Trading Laine, Ehlers Makes Little Sense for Jets
TSN’s Frank Seravalli suggests that two of the Jets’ biggest young guns might be trade bait.
“At some point this week, we’re going to be having our first TSN Trade Bait board of the offseason coming out, and I wouldn’t be surprised to see two players from the Winnipeg Jets on the list in both Patrik Laine and Nikolaj Ehlers,” Seravalli told TSN 1290’s Big Show on Monday.
“When you think about the Jets’ roster, it’s a logical deduction to me that those players would be on the list…” he continued, alluding to Laine’s contract situation and that the pair are two of the only players high-profile enough to get the Jets what they need.
As Seravalli said, the Winnipeg Jets have needs — specifically, for a top-four defenseman or two and a second-line centre. However, trading away #27 or #29 to fill those needs makes little sense.
Trading Evolving Laine Would Be Ill-Advised
The Jets have been patient with Patrik Laine. As exciting and game-changing as he was in his first three seasons — 110 goals scored, many of the highlight-reel variety — he was also a liability when he wasn’t lighting the lamp and, at times, was a tremendously frustrating player to watch.
Laine evolved exponentially into a complete player in 2019-20 and is now someone whose positive impact on the team goes beyond just his ability to score goals. He still popped in 28 of those in 2019-20 and added 35 assists for 63 points in 68 games, but was unfortunately injured in Game 1 of the Jets’ Stanley Cup Qualifying Round matchup with the Calgary Flames.
Why would they part with him now, when their patience is finally beginning to pay dividends? Trading away a potential 50-goal guy would be pure folly.
The only reason to trade the 22-year-old is if they believe he won’t re-sign upon the summation of the two-year bridge deal he signed last September. He’s not Jacob Trouba; there’s nothing to indicate he wants out of Winnipeg. He’s even penned an essay entitled “Winnipeg is Good.”
Laine should be ultra-engaged next season as his play will dictate how big he can to cash in after the season ends. There’s no way that engaged player should be playing for another team.
Laine putting pucks past Hellebuyck or Brossoit in some other squad’s colours? No thanks.
Parting With Ehlers Should Be A No-Go
The prolific and speedy Ehlers rebounded well in 2019-20 after a disappointing 2018-19, recording 25 goals and 33 assists for 58 points in 71 games before the COVID-19 season pause, and if the season had been 82 games, he likely would have established career highs in goals, assists, and points. The Dane also finally put his playoff goal drought to bed by scoring a pair of goals in the Qualifying Round and arguably the best Jet in the four-game series.
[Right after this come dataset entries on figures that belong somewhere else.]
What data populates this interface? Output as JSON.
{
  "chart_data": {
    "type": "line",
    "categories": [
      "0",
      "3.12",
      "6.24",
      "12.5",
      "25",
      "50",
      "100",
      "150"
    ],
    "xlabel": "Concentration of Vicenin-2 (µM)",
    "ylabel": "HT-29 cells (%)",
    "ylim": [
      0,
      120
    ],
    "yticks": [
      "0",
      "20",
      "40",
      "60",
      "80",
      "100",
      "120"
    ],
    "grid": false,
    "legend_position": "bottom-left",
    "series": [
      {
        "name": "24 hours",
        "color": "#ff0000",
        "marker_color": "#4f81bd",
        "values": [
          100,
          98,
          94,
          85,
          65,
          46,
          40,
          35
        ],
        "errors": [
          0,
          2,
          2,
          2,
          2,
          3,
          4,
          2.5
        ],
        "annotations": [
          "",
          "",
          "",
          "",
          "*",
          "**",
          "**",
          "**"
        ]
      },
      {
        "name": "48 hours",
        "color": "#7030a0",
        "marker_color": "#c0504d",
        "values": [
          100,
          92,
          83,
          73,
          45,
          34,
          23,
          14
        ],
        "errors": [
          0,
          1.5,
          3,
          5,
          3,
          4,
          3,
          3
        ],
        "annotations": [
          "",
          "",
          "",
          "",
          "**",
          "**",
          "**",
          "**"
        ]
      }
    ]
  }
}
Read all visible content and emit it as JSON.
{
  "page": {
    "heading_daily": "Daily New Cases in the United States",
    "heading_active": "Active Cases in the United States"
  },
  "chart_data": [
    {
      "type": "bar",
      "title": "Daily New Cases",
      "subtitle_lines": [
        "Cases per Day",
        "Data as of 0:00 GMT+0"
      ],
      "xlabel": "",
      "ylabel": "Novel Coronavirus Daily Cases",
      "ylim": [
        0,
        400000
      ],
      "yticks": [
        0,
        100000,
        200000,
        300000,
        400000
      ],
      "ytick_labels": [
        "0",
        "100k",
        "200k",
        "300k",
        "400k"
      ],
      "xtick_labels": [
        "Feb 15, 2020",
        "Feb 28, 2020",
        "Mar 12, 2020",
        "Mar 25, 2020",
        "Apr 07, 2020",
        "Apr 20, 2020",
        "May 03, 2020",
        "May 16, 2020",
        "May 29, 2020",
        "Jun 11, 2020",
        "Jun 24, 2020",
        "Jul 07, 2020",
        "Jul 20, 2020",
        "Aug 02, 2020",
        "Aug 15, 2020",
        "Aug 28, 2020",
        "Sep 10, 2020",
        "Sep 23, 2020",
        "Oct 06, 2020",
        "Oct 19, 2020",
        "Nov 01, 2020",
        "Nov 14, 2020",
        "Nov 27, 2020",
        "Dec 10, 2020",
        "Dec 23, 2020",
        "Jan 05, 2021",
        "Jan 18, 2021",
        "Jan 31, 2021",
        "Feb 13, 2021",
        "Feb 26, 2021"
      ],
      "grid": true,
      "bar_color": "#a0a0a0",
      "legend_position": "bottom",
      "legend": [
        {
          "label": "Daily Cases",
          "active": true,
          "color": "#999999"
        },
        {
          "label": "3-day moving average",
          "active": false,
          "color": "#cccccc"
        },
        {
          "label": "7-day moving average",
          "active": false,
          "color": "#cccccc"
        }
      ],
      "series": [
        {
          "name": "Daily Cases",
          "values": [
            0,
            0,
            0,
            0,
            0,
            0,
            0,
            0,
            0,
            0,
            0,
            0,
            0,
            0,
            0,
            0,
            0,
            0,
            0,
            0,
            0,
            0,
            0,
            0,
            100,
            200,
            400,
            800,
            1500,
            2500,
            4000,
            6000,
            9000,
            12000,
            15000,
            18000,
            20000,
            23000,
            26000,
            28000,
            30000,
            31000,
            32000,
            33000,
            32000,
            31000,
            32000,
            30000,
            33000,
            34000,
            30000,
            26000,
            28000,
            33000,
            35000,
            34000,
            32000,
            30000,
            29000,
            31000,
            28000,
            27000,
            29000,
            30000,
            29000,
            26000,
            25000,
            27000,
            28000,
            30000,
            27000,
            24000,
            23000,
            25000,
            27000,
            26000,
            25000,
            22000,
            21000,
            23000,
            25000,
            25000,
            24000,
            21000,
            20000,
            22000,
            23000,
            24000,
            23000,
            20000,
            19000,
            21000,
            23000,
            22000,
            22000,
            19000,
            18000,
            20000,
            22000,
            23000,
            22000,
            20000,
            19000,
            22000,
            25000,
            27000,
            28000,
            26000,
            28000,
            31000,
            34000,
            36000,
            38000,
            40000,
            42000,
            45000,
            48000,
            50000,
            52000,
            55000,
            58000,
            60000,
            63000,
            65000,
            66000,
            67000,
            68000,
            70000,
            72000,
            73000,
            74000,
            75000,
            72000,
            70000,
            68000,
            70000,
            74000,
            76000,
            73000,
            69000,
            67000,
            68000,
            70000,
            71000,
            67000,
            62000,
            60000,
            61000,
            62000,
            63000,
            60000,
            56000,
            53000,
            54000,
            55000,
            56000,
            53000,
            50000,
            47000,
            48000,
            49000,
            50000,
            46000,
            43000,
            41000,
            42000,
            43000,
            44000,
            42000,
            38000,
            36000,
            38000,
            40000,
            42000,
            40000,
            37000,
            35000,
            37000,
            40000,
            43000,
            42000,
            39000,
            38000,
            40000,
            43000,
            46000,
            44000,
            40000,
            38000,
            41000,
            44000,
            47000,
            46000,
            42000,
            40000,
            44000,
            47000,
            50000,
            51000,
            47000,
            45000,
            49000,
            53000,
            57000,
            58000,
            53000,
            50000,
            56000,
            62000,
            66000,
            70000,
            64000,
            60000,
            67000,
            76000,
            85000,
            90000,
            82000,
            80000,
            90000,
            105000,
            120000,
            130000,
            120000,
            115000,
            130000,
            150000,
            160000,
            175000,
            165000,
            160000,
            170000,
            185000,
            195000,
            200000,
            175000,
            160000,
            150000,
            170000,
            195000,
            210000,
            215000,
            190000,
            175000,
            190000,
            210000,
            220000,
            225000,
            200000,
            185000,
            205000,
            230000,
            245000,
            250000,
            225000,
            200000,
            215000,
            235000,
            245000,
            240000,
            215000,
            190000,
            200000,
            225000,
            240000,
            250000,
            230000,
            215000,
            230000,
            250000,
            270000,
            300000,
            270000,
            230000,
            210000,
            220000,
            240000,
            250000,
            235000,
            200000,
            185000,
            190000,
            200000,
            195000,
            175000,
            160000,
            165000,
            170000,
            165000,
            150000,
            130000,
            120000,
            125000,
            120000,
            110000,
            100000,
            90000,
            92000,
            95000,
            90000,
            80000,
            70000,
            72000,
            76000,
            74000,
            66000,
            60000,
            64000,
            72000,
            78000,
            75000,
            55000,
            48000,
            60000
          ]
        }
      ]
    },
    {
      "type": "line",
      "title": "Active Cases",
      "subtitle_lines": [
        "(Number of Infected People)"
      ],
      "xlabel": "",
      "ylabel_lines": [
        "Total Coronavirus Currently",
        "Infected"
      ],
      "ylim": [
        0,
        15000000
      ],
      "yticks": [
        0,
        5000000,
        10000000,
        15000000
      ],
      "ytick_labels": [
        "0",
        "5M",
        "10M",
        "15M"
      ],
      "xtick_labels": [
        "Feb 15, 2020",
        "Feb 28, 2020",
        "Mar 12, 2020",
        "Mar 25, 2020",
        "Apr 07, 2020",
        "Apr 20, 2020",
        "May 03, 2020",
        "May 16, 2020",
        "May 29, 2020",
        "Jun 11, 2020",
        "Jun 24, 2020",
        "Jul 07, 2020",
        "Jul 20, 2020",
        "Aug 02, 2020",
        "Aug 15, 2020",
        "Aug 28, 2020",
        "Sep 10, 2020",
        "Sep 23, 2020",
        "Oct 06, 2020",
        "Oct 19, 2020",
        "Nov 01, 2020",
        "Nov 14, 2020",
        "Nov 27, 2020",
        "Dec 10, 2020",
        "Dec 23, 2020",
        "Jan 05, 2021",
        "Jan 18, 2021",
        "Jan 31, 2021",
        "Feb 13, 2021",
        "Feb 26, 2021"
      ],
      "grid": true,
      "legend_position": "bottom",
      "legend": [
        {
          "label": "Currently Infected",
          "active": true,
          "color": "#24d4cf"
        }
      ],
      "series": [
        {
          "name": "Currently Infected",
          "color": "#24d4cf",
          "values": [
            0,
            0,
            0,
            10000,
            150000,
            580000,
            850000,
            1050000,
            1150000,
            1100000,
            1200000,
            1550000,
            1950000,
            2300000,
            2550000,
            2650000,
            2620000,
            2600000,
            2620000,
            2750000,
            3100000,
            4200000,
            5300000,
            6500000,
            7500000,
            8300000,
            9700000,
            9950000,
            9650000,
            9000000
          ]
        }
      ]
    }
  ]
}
Ehlers, now 24-years-old, has evolved into a play driver and tallied an impressive point total despite the lack of continuity at second-line centre — with Bryan Little, Blake Wheeler, Andrew Copp, and Cody Eakin all fulfilling the role at some point.
Now through five full seasons, Ehlers is just on the cusp of greatness and has the potential to be an even scarier player if he continues his hard work. He’s shown he’s willing to put that hard work in — last summer, he studied every single one of his 2018-19 shifts to figure out ways to improve.
That’s not the type player you trade, even if the return could be substantial. Ehlers is consistently underrated by the NHL in general, so it’s not clear the Jets would get a good return on investment, anyway.
Further compounding the case against trading Ehlers is his team-friendly contract that pays him $6 million per year through 2024-25. That’s about as good a deal as you can get for an elite talent who’s only getting better. With the NHL salary cap staying flat at $81.5 million for the next two seasons, it’s not one the Jets should give up.
Jets Can Accomplish Offseason Goals And Keep Their Young Stars
Even though the cap will be flat, Jets general manager Kevin Cheveldayoff is in good position to beef up his team’s weak areas without making a big trade.
Cheveldayoff should have enough money to add a top-four defenseman through free agency, sign a centre, and re-up his affordable RFAs without making a blockbuster deal. It would be especially pointless to trade for a second-line centre — whose primary role would be to play between Laine and Ehlers — if you had to trade Laine or Ehlers away to get that centre.
Dustin Byfuglien’s contract is off the books and so is Dmitry Kulikov’s. If Cheveldayoff needs a bit more cap space to accomplish his goals, he could always explore buying out Mathieu Perreault, whose $4.2 million cap hit has become a boat anchor. He may also realize further cap savings if Bryan Little, who suffered a serious head and ear injury last November, goes onto long-term injured reserve.
Cheveldayoff has been historically loathe to make big trades or to part with the homegrown players who comprise the Jets’ core. Unless he’s offered an absolute sweetheart of a deal, expect Laine and Ehlers
in Jets’ colours and raring to go come training camp.